Et il développa cette idée que la guerre est le résultat du système qui consiste à faire de nous des machines à obéir :

— Pour ma part, je n’obéis plus qu’à ma conscience, quoi qu’il advienne, quoi qu’il puisse m’en coûter. Sinon, la vie ne vaut plus la peine d’être vécue… Et je ne vis plus que pour une raison : pour servir la vérité… la crier, la hurler, s’il le faut. On me bâillonnera, tant pis pour moi ! Je ne compte pas… D’ailleurs, c’est bien le moins que les civils fassent quelque chose, ne fût-ce que museler ces prêcheurs de guerres saintes, qui envoient les autres se faire tuer pour eux.

Lucienne l’avait laissé dire, sachant d’expérience que l’exaltation de Philippe s’épuisait vite, si l’on se gardait de l’entretenir par la contradiction. Aussi le laissa-t-elle répandre son amertume.

Bientôt, d’ailleurs, il parla du printemps, qui apporterait la victoire, et du monde nouveau qui s’organiserait, qu’il voyait fondé sur l’altruisme, et réalisant les utopies dont il rêvait à Lugano.

Puis il forma des projets d’existence : moins de luxe, moins de faux bonheurs, les joies saines de la nature ; il vivrait à la campagne, aux environs de Bruxelles, tout en multipliant les points de contact avec les autres hommes. Le temps était passé de la littérature ésotérique. Il fallait aller au peuple, sortir de soi, s’inspirer de la vie sociale…

— Et vous ? demanda-t-il à Lucienne, dont le silence lui parut attristé.

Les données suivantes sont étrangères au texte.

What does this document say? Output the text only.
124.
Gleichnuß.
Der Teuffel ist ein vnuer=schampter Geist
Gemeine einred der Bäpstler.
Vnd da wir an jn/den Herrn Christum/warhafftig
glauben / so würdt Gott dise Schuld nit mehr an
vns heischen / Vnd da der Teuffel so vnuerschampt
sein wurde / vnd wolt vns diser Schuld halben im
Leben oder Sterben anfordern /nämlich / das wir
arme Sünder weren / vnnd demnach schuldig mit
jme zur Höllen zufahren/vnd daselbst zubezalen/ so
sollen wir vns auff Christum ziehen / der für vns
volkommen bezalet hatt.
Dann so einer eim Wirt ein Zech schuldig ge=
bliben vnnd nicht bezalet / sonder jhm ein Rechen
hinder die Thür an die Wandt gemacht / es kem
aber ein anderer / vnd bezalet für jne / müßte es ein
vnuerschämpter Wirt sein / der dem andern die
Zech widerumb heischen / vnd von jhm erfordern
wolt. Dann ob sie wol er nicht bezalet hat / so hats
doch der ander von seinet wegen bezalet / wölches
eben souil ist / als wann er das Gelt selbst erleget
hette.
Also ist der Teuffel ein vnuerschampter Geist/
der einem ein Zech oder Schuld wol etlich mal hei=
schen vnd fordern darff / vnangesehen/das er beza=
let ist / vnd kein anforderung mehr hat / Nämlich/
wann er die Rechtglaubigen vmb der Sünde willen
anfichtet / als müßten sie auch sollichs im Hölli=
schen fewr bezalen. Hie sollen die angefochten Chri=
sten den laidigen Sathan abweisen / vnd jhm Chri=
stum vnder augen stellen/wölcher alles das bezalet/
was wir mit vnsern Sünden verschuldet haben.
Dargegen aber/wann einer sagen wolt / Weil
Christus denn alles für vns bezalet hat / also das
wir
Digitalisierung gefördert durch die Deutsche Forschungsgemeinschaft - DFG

— Oh ! moi… fit-elle, je ne sais encore… si mère s’obstine à vouloir partir, je tâcherai de me rendre utile en Belgique. Nos moyens nous permettraient là de soulager beaucoup de misères.

Mais, voyant le regard de Philippe se durcir, elle ajouta vite :

— C’est du moins ce que mère me répète pour vaincre mes résistances.

Philippe ne répondit point, consterné par la certitude que Lucienne retournerait au pays, céderait, une fois de plus, à l’influence de Mme  Fontanet.

Pour cacher son trouble, il détourna les yeux. Et souriant avec ironie, à la voir si faible dans la détresse, il la comparait à Marthe, pour qui le retour ne faisait pas question. Sa modeste vaillance, comme son dévouement, se maintenait dans l’exil. Quelques mois auparavant, il croyait, au contraire, que Lucienne eût été prête à tous les sacrifices, et que Marthe plus prosaïque, n’avait d’autre souci que le confort du ménage.

— Votre mère a raison, dit-il enfin, sans regarder Lucienne. Qui sait ce que la guerre peut durer ? Les Russes reculent en Pologne, et nous piétinons sur place. Quant aux Anglais, ils se préparent, mais si lentement ! … Peut-être seront-ils prêts, quand les autres seront épuisés.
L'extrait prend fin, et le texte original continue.